The Boeing board’s logic is that Ortberg’s past CEO experience means he can jump into the job without the steep learning curve that first-time big bosses often experience. That’s especially important right now for Boeing, which faces a list of challenges that would be daunting for even the most seasoned executive: cratering sales and profits, a much-needed cultural overhaul, upcoming union negotiations, completing and integrating its acquisition of Spirit AeroSystems and managing an incensed public and Washington.

This particular kind of turmoil is unique to Boeing, but the general chaos of the global economy right now is not. The CEO job has never been more complicated, as companies grapple with everything from geopolitical tensions to an uncertain economic environment to the war on “woke capitalism.” Hiring someone with a realistic grasp of what the job entails seems like it would be a real advantage, and boards are embracing that line of thinking. Last year, 22 percent of incoming S&P 500 CEOs had previously held the job at another public company, up from just 4 percent in 1997, according to executive search firm Spencer Stuart. As it has noted, “For some, prior experience becomes a seemingly logical proxy for future performance.”
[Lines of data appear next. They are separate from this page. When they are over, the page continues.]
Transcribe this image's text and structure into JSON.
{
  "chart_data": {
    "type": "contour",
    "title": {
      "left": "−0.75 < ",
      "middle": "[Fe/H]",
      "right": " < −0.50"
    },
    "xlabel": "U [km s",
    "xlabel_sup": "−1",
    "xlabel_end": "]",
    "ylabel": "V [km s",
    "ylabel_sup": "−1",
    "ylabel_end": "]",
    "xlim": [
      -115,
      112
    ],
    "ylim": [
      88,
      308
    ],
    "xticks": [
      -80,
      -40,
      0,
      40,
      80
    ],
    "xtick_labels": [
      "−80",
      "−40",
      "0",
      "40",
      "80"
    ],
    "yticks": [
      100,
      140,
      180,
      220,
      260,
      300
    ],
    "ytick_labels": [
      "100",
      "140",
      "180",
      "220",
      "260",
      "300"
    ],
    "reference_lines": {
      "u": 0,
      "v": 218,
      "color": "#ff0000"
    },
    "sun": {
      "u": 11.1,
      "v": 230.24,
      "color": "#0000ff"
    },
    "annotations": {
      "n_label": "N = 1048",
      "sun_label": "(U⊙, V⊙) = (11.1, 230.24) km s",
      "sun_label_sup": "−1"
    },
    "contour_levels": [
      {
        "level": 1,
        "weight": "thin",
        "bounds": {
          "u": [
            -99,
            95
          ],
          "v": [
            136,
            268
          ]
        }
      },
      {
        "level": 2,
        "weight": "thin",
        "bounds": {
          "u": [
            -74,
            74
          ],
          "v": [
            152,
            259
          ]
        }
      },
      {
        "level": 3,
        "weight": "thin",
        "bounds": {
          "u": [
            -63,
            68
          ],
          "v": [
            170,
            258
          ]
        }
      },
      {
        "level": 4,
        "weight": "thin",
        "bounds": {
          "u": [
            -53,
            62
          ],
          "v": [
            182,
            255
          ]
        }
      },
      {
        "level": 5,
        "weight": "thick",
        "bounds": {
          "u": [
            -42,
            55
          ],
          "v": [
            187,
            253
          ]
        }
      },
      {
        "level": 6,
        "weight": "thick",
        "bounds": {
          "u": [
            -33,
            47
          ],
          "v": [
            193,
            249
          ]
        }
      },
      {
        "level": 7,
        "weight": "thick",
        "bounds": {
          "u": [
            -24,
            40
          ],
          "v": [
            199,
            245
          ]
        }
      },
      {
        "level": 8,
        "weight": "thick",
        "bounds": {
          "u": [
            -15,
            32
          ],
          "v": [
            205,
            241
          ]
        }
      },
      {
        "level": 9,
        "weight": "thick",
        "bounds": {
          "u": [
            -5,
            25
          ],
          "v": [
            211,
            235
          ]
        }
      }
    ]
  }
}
But the problem is the data indicate that’s just not true. In a 2020 study of 855 S&P 500 CEOs over a 20-year period, Spencer Stuart found that while 97 percent of repeat CEOs had outperformed the market in their first CEO gig, only 38 percent did so in their next roles. In fact, first-time CEOs have higher total shareholder returns and less volatility in performance than experienced CEOs. We need only look to Boeing for evidence that prior CEO experience isn’t the safe bet that boards hope it will be; two of the company’s last three previous chiefs, David Calhoun and Jim McNerney, were both repeaters; and we all saw how that worked out.

Spencer Stuart found that repeat CEOs have an advantage in the early years of their tenure when they can rely on their existing playbook, one that often focuses on short-term goals like improving efficiency and profitability. But around year four, that playbook has a tendency to stop working; and problems only compound when an executive refuses to deviate from it. Meanwhile, first-timers generally have a longer-term focus, in part because they tend to have a longer tenure in the job.

Boeing has very specific needs right now, and Ortberg may in fact be the right CEO at this point in the game. At Rockwell he was known for being a regular presence on the factory floor and for having strong relationships with customers and regulators; a boon for Boeing as it rebuilds an engineering-first culture and its reputation.

But that doesn’t mean Ortberg is the perfect person to lead for the long term, a point the company seems to have recognized. The board waived its mandatory retirement age to hire the 64-year old, and unless it waives it again, Ortberg will depart before his 71st birthday in April 2031. That would give him a 6.5-year tenure, below the average for an S&P 500 CEO. Just as President Joe Biden once referred to himself as a “bridge” to the next generation of leaders, the company should be thinking of Ortberg as a bridge CEO, and start its succession planning now.

At one time, Stephanie Pope, the company’s chief operating officer and head of its commercial airplanes unit, was considered a top CEO contender. Her background as both a Boeing insider and finance person made her the wrong person for the moment. But the board’s decision to pass her over is also representative of what happens when companies look to hire a repeater. The vast majority of CEOs are male and White, which means the pool of candidates looks the same way. As Spencer Stuart writes, “Reliance on prior experience as an indicator of future success thus perpetuates the status quo and represents yet another barrier to underrepresented groups.”

Now Boeing has the chance to use these next six-plus years to prepare to make a different — and hopefully more out-of-the-box — choice the next time around.

Beth Kowitt is a Bloomberg Opinion columnist covering corporate America. She was previously a senior writer and editor at Fortune Magazine. ©2024, Bloomberg L.P.